Despite much to commend about this book early on, the book took a decided turn for me on page 129. Prior to that, I had some concerns that he was developing a model of healing based upon the law of linearity that Larry Crabb talks about. In others words, if I have problem A, and I apply treatment B, good things will happen. If-then Christianity. Because there was much that was good, I was happy to set that aside. However, then came page 129. Under the heading "a false gospel", he essentially dismisses penal substitutionary atonement as a "wolf in sheep's clothing". He argues that Christ did not come to appease God's wrath toward sin and that we need to be cautious with phrases such as "being clothed in Christ's righteousness." He wrote, "far from what it professes, this false view is actually a candy-coated, rotten-apple theory." At best, his description is incomplete; at worst, it is heretical.

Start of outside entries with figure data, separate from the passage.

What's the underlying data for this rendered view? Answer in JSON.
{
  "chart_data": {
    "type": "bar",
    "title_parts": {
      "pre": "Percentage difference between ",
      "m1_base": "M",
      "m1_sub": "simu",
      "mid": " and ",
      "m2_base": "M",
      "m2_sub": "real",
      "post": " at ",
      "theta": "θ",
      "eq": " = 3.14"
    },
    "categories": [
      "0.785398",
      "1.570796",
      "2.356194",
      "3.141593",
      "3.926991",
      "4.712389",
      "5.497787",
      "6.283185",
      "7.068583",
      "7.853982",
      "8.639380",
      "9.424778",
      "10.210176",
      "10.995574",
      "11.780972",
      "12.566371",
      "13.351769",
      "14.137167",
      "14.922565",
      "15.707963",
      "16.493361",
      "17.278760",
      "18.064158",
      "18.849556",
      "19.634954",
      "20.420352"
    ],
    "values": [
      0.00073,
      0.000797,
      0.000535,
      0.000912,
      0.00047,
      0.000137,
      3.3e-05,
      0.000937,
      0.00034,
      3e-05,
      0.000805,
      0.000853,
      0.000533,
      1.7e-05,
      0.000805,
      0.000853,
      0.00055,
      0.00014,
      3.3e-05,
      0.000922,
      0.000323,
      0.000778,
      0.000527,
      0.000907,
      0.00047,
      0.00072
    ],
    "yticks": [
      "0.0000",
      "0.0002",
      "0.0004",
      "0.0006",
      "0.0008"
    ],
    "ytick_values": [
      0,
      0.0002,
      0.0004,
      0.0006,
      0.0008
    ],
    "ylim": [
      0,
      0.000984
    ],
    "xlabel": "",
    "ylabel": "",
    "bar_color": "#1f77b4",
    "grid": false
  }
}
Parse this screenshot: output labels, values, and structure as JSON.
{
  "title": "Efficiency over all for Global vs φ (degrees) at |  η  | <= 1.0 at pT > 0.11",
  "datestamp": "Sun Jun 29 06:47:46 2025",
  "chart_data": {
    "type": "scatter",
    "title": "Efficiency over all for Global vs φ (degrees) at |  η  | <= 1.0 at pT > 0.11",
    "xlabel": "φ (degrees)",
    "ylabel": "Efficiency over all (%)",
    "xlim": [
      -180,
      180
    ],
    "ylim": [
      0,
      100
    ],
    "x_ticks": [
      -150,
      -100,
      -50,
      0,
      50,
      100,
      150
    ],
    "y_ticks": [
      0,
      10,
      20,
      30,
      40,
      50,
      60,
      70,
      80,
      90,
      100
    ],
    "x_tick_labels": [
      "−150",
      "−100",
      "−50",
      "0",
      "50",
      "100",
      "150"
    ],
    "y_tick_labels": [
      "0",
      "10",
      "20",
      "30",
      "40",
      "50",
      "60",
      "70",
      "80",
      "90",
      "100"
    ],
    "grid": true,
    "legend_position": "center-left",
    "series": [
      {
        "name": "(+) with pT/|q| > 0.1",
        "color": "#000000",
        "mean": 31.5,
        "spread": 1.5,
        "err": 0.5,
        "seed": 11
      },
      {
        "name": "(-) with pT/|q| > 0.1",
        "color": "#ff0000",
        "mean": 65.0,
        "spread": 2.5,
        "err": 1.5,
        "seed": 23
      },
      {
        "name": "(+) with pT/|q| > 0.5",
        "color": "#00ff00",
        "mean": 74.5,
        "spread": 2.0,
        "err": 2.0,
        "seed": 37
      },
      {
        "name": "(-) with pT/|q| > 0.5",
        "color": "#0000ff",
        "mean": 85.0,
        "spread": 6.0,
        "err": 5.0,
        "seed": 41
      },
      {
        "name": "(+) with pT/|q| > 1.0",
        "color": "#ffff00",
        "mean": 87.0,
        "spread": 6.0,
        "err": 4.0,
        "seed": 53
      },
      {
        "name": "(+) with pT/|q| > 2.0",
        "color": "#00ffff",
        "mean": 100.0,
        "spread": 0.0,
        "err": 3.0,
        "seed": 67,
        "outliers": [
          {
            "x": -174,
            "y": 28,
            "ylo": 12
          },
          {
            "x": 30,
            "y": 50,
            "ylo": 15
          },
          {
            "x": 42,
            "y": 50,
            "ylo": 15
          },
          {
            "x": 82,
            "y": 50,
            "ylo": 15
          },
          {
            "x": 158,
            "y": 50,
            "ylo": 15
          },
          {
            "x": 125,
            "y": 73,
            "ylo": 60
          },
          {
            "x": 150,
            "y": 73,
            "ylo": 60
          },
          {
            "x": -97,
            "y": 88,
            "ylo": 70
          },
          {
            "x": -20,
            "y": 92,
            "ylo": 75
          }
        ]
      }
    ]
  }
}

It may be that I am misreading what he wrote in this section, though I don't think I am. Having read it several times, he seems to reject the biblical notion of propitiation. He appears to favor a semi-pelagian view of salvation rather than salvation based purely upon the free gift of grace offered through Christ, the sacrificial lamb, which is well-described in Hebrews.
Finally, at the end of the book, it was hard for me to determine his views of eternal life. On page 136, he wrote, "if we utilize our reason, we would realize that God cannot be the loving Father and the threatening destroyer at the same time...If God is not threatening to destroy the unrepentant, then what will he do to those who reject Him? It is very simple, really. He takes the only loving action He can: He lets them go, and when the Life-giver lets go, they die." This section, and those following make Jennings sound like an annihilationist (like the late John Stott), though I was never entirely sure.
In the end, there are many good elements to this book and some that are strikingly concerning. I believe a discerning reader could wade through the concerns, but unfortunately, this book is not targeted to the theologically sophisticated. Having said that, I humbly acknowledge that I hope it is my own limited understanding and not false theology that raises concerns for me. I would be eager to hear any corrections from Dr Jennings if I am misrepresenting his work.